Template class with dispatched properties
Chris Cain
clcain at uncg.edu
Thu Nov 7 20:05:50 PST 2013
On Friday, 8 November 2013 at 03:42:12 UTC, Ross Hays wrote:
> I am actually a little curious why my original approach did not
> work at all. Using some of what you provided and some of what I
> had I get the following:
>
> import std.stdio;
> import std.string;
>
> class Vector(int N, T) if (N <= 3) {
> T[N] data;
>
> this()
> {
> data[] = 0;
> }
>
> @property ref T opDispatch(string fieldName, Args ...)(Args
> args)
> if (Args.length < 2 && fieldName.length == 1 &&
> toOffset(fieldName) < N)
> {
> int offset = fieldName.charAt(0) - 'x';
> return data[offset] = args[0];
> }
> }
>
> void main()
> {
> Vector!(2, float) t = new Vector!(2,float)();
> writeln(t.x);
> }
>
> Which still errors out with: Error: no property 'x' for type
> 'test.Vector!(2, float).Vector'
>
> So that is odd.
Strange. I'm getting a different error, but I'm still running
2.063.2.
The error I get is
`Error: cannot resolve type for t.opDispatch!("x")`
What version are you running?
In any case, the reason apparently is multifold:
1. Apparently the proper error message isn't shown when using the
property notation. (I'd have to check to see if it happens in
2.064 ... might be a fixed bug)
2. `.charAt(0)` doesn't exist for D's strings.
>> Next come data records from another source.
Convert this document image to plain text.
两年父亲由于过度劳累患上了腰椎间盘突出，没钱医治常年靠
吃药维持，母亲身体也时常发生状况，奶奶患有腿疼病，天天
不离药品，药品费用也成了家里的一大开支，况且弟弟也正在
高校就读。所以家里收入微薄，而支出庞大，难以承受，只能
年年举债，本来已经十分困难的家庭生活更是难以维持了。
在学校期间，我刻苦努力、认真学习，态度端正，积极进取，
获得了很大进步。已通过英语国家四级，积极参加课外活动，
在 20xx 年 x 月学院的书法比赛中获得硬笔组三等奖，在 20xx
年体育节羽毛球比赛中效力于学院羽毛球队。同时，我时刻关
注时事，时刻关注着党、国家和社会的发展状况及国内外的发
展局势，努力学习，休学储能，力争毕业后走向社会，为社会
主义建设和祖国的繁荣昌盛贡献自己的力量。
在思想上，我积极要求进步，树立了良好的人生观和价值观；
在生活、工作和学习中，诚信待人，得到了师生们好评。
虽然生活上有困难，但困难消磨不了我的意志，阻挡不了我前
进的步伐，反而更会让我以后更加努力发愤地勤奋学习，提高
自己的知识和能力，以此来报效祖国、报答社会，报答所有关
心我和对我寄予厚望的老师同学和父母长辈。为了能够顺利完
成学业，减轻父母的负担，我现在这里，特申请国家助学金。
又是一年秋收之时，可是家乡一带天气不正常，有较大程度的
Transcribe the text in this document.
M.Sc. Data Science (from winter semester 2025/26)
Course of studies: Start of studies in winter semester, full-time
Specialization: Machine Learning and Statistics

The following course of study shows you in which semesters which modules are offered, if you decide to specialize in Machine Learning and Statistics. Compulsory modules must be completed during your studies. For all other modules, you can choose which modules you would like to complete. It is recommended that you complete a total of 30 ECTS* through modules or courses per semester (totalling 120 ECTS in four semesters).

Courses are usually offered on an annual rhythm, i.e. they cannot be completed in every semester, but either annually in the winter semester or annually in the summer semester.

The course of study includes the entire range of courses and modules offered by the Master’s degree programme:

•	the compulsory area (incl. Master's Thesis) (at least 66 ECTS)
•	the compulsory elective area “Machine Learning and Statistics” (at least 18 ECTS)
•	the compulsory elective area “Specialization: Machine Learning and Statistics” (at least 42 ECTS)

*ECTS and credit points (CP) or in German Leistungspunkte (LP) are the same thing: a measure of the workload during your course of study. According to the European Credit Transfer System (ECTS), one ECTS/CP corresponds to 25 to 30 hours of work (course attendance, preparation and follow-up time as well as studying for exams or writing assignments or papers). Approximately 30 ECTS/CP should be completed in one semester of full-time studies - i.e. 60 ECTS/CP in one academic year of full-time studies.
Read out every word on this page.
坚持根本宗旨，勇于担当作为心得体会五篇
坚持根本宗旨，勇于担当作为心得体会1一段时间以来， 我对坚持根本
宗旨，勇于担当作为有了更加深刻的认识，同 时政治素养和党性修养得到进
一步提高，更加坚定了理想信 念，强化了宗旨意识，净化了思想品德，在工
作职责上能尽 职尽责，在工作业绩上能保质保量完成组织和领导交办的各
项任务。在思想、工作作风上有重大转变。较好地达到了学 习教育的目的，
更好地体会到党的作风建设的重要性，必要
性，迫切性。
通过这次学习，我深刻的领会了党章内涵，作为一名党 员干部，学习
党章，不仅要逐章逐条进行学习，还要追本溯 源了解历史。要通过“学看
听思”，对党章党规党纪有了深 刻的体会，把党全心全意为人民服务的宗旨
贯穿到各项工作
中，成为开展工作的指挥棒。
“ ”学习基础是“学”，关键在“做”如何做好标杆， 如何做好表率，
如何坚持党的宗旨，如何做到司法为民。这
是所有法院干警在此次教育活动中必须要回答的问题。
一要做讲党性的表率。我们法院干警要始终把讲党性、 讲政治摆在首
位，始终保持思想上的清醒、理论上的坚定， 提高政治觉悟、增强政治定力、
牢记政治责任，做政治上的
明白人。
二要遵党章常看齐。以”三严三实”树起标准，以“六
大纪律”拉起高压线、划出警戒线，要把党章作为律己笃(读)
You can just use
bracket notation to access the index.
3. When args is empty (as it will be for a getter, when you call)
args[0] doesn't exist, so `Error: array index [0] is outside
array bounds [0 .. 0]`
So fix 2 and 3 and it works for getting x. The reason I use a
static if is to separate the cases where args has items and when
it does not (since args[0] is invalid when args.length == 0), so
that'll be necessary to get it to work.